Не знаю, у меня наоборот, ощущение что то, что "было" уже никогда не будет. И надо к этой мысли привыкать, иначе утонешь в этой "ностальгии" по-прошлому, которое не вернуть. А это дополнительная проблема.Как-то так.

----------


## Einsamewolf

> Подписываюсь буквально под каждым словом... ^_^ 
> Познав, что есть боль, – я теперь не могу впредь продолжать свою жизнь, осознавая, что где-то ныне параллельно, on-line, страдает бесчисленное количество иных людей... В бедности, в голоде, в страданиях, боли, инициированной неизлечимыми недугами, – и, что самое страшное – В Неволе любого рода происхождения... Вот почему меня и «скосила» клиническая ангедония, – аз не верую, что все те страдания, царящие в мире, в действительности необходимы для «…Эволюции души»...


 А может боль и страдание неотъемлемая часть жизни, происходящая из самого способа существования живой материи?

----------


## Unity

> Хм, прочитал про ангедонию, что-то типа "неспособность получать удовольствие от жизни". 
> "Примерил" на себя - подходит.
> Однако не могу сказать про себя, что такая-же "благородная" причина, как-то "сострадание" к "мученикам".
> Как раз сострадания(сопереживания)-то и "не хватало"(окружающим) по жизни. 
> 
> P.S.
> Однако замечу, что сострадание к абстрактному человечеству(в том числе и сентиментальность по отношению к вымышленным героям книг, фильмов и проч., а так же к катастрофам из СМИ) более доступно, чем сострадание к конкретным окружающим людям.

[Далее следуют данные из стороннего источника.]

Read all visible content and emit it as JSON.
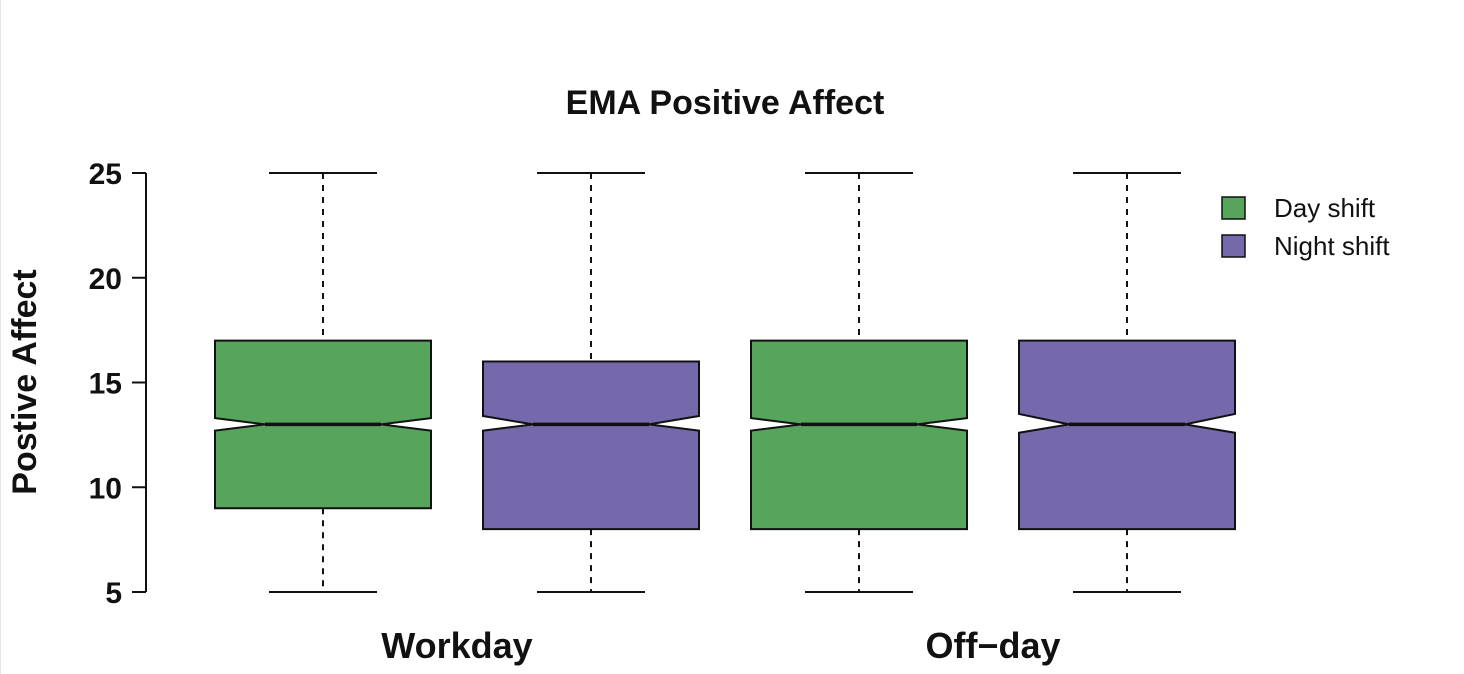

И зачастую люди сентиментальные в этом смысле настоящие тираны(даже сами не замечая того) в своей реальной жизни. Таков еще один "парадокс" психики.


 Совершенно верно, мсье, – сопереживание иным душам, сущим в беспрестанном бедственном положении – это, похоже... всего лишь способ «переключиться» с ненависти к самой себе... «…Куда бы дать выход агрессии, во что бы конвертировать неизбежный суточный ресурс эмоциональной Энергии»... 
Почему только нет в современном мире иного Че, к революционному отряду коего можно было бы присоединиться и согнать ярость на неком энном «…Враге»... 
P.S. Аха... и аз, – сущая гарпия... ^_^ 
Вот почему и мечтаю освободить родных от своего присутствия... 



> А может боль и страдание неотъемлемая часть жизни, происходящая из самого способа существования живой материи?


 Ну... «Живой» материи как таковой, имхо, вообще в принципе не существует, – Всё вещество Мертво – однако из этих, иносказательно, безжизненных фрагментов материальной субстанции, словно бы из деталей, элементов игрушки-конструктора, кем-то (иль, скорее, Чем-то) созданы Машины, – системы управления коих (то, что мы почитаем «…Собой», «…Своим сознанием, своим естеством») в принципе способны испытывать обширный спектр потенциально-возможных состояний (грубо говоря, душа – словно бы коробка передач), – и страдание – всего лишь одно из них... Самое неоптимальное, контр-продуктивное, неконструктивное, напрасное, во всех смыслах и отношениях ужасное... 
Нам, теоретически, постижима механика данного явления, – тем не менее, аз не могу смириться с тем, что в жизнях людей присутствует Столько бессмысленных мучений... 
К примеру, некоторые из рождаются уродливыми... И зачем? Для чего? Почему?.. Всего лишь для того, дабы пожизненно страдать?.. А ведь так легко можно было бы всего этого кошмара Избежать, – посредством Негативной евгеники... Профилактика заболеваний ведь ни у кого не вызывает отрицания, – тогда почему же идеи очистить общество от неприглядных созданий сталкиваются со столь активным сопротивлением?.. Уродство, – это ведь не «…Особенность», присущая индивидууму – Это Болезнь, Недуг, своего рода инвалидность... Почему же тогда люди не поймут: евгеника, – та же Профилактика – не будет Болезни, Уродства, – не будет и Симптома, беспрестанных страданий и СУ...

----------


## Einsamewolf

> Уродство, – это ведь не «…Особенность», присущая индивидууму – Это Болезнь, Недуг, своего рода инвалидность... Почему же тогда люди не поймут: евгеника, – та же Профилактика – не будет Болезни, Уродства, – не будет и Симптома, беспрестанных страданий и СУ...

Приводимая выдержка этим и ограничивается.